O clima estava bem ruim. Terrível, para definir melhor. Eu não tinha palavras. Me levantei e fiquei ao lado da minha irmã.

- Agora estamos aqui. Ainda somos sua família, lembra? – Atena sussurrou. Poseidon parecia não saber o que dizer.

Gina encarou Atena, o rancor era visível. Percebi lágrimas se formando em seus olhos.

- A Annie e a Bella são minha família. A Sra. Russel é minha mãe, porque foi ela quem cuidou de nós, nos amou e foi amada por nós! - uma lágrima desceu pelo rosto de minha irmã. Notei que os olhos de Atena estavam úmidos.

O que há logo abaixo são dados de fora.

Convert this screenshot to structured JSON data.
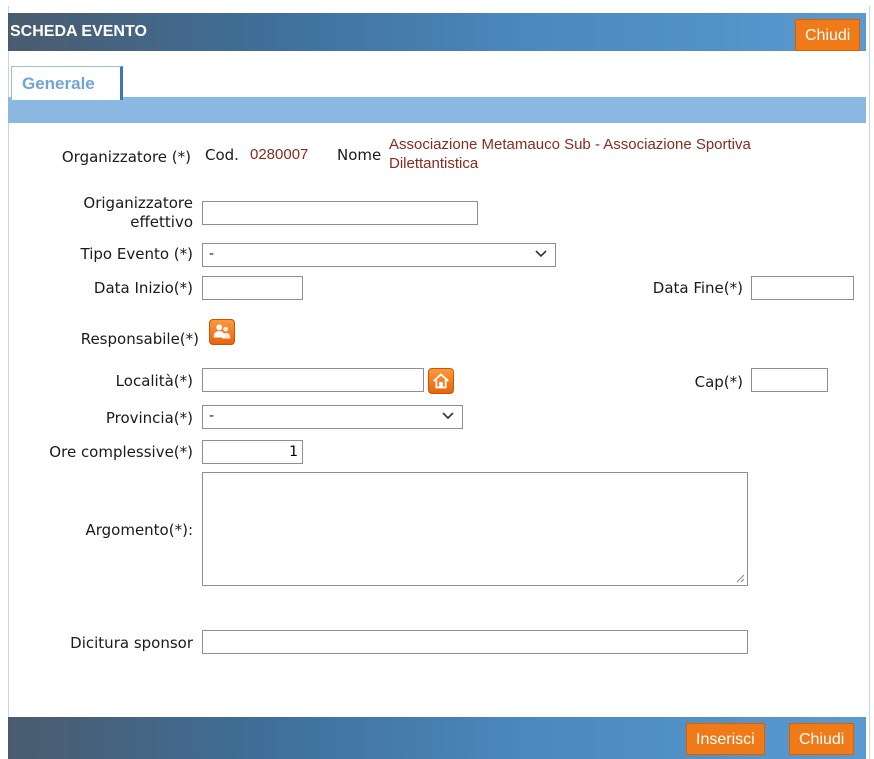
{
  "header": {
    "title": "SCHEDA EVENTO",
    "close_label": "Chiudi"
  },
  "tabs": [
    {
      "label": "Generale",
      "active": true
    }
  ],
  "form": {
    "organizzatore": {
      "label": "Organizzatore (*)",
      "cod_label": "Cod.",
      "cod_value": "0280007",
      "nome_label": "Nome",
      "nome_value_line1": "Associazione Metamauco Sub - Associazione Sportiva",
      "nome_value_line2": "Dilettantistica"
    },
    "organizzatore_effettivo": {
      "label_line1": "Origanizzatore",
      "label_line2": "effettivo",
      "value": ""
    },
    "tipo_evento": {
      "label": "Tipo Evento (*)",
      "selected": "-"
    },
    "data_inizio": {
      "label": "Data Inizio(*)",
      "value": ""
    },
    "data_fine": {
      "label": "Data Fine(*)",
      "value": ""
    },
    "responsabile": {
      "label": "Responsabile(*)",
      "icon": "people-icon"
    },
    "localita": {
      "label": "Località(*)",
      "value": "",
      "icon": "home-icon"
    },
    "cap": {
      "label": "Cap(*)",
      "value": ""
    },
    "provincia": {
      "label": "Provincia(*)",
      "selected": "-"
    },
    "ore_complessive": {
      "label": "Ore complessive(*)",
      "value": "1"
    },
    "argomento": {
      "label": "Argomento(*):",
      "value": ""
    },
    "dicitura_sponsor": {
      "label": "Dicitura sponsor",
      "value": ""
    }
  },
  "footer": {
    "insert_label": "Inserisci",
    "close_label": "Chiudi"
  },
  "colors": {
    "accent_orange": "#f07a18",
    "value_brown": "#8b2a1f",
    "header_blue": "#4a88bd",
    "tab_bar": "#8ab8e0"
  }
}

- Annmarie, diga alguma coisa! – a deusa pediu.

Eu não sabia o que poderia dizer. Percebi que eu não havia sentido tanta mágoa, até encontrar meus pais frente a frente.

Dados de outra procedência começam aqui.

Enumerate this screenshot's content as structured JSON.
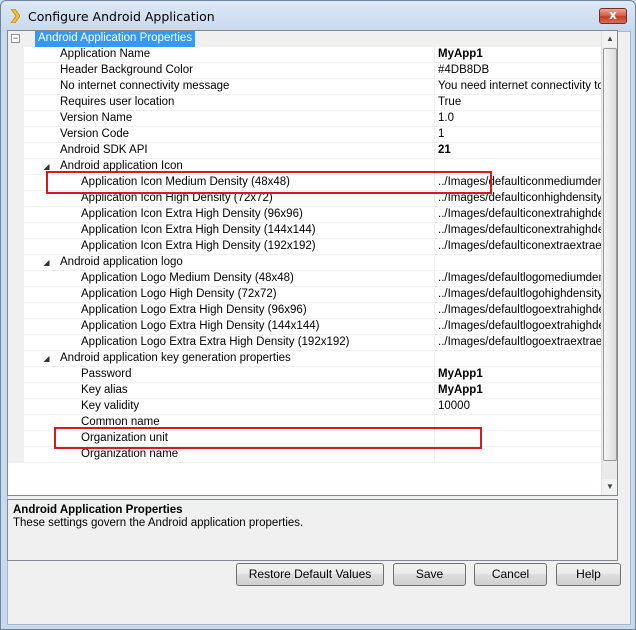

- Eu... às vezes eu me perguntava, naquele orfanato, se meus pais não me queriam, ou não podiam cuidar de mim, ou se estavam mortos. Tive medo de ter sido abandonada, por não me quererem... – eu estava sentindo um nó se formar em minha garganta, a visão ficando embaçada por causa da água em meus olhos – Eu ainda não entendo... Por que nos deixaram, se poderiam ter cuidado de nós? Zeus não é uma justificativa para tudo. – só quando disse isso, eu percebi a mágoa que eu sentia em relação a meus pais.

- Por favor, não desistam de nós... – Atena estava com os olhos marejados – Vamos fazer o melhor que pudermos...

Gina estava realmente magoada. Ela olhava para o chão, enquanto lágrimas corriam por seu rosto. Eu sentia as lágrimas por meu rosto.

- Tudo bem... – minha voz saiu rouca – Talvez, um dia, nós aprenderemos a te chamar de mãe...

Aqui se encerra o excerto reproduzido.